L'étalon ; David Herbert Lawrence

resize_2_Phébus ; 195 pages.
Traduit par Marc Amfreville et Anne Wicke.
V.O. : St Mawr. 1925.

Voilà un livre que j'ai ouvert en traînant un peu des pieds, puisque L'amant de Lady Chatterley n'était pas vraiment parvenu à me convaincre il y a quelques années.

Lou est une jeune américaine qui séjourne en Europe avec sa mère, Mrs Witt, quand elle tombe amoureuse d'un futur baronnet, Sir Henry (Rico pour les intimes). Ils se marient, mais leurs rapports deviennent très vite simplement formels et presque hypocrites. Lou est une jeune femme pleine d'attentes.
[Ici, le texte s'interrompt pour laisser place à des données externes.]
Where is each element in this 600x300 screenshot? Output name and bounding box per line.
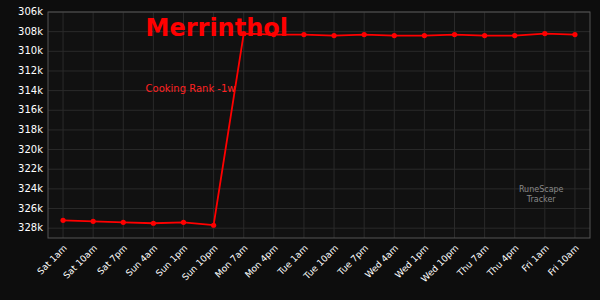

Aussi, quand elle rencontre St Mawr, un superbe étalon, elle s'imagine l'allure qu'aurait un homme un vrai sur un tel animal. Mais cet homme, elle ne l'a pas encore trouvé.

Contrairement à toutes mes attentes, j'ai trouvé ce livre véritablement excellent. Il m'a davantage demandé des efforts de concentration que mes précédentes lectures, et je lui ai trouvé quelques longueurs, mais je pense toutefois qu'il me marquera beaucoup plus.
L'étalon est un livre qui dégage énormément de sensualité. Grâce à St Mawr bien sûr, qui symbolise la virilité, la dignité, l'inaccessible, pour Lou qui a toujours obtenu tout ce qu'elle désirait. Mais aussi grâce à certains personnages, tels Phoenix et Lewis, ou des descriptions.
Dans le même temps, cette sensualité est parfaitement insolente. Les hommes, et particulièrement les Anglais, sont ridiculisés dans ce texte. Aucun ne peut soutenir la comparaison avec St Mawr, les Anglais sont décrits comme des êtres féminisés, et cette défaite semble être inconsciemment acceptée par Rico, le mari insipide de Lou, qui parle de se faire appeler Lord St Mawr au cas où il serait anobli. De plus, les seuls hommes qui ont une consistance réelle, même si elle doit se révéler illusoire, sont Lewis et Phoenix, deux domestiques. L'étalon est un texte mordant également par d'autres aspects. Les échanges entre Mrs Witt et Rico sont délicieux. Cette Américaine est un vrai bonheur, comme quand elle évoque le fait que sa maison soit bordée par un cimetière. " -Je n'aurais jamais pensé, Louise, avoir un jour un vieux cimetière anglais en guise de pelouse, de massifs de fleurs et de parc, ni des gens en deuil en guise de daims et de cerf familiers. C'est très curieux. Pour la première fois de ma vie, un enterrement veut dire quelque chose. Je pourrais presque écrire un livre sur la question."
Sous ces aspects plaisants se cache pourtant un récit finalement très sombre, et le lecteur suit ses héroïnes aller de désillusion en désillusion. Lou cherche l'amour, le vrai, celui qui lui donnera le sentiment d'être vivante. Elle n'en peut plus de tous ces faux-semblants qui régissent la société dans laquelle elle évolue. Mais l'Amérique, où elle pense trouver des êtres différents est décevante, et cette très jeune femme semble se résigner très tôt. Un livre audacieux à découvrir absolument !

Les avis de Clarabel et de Choupynette.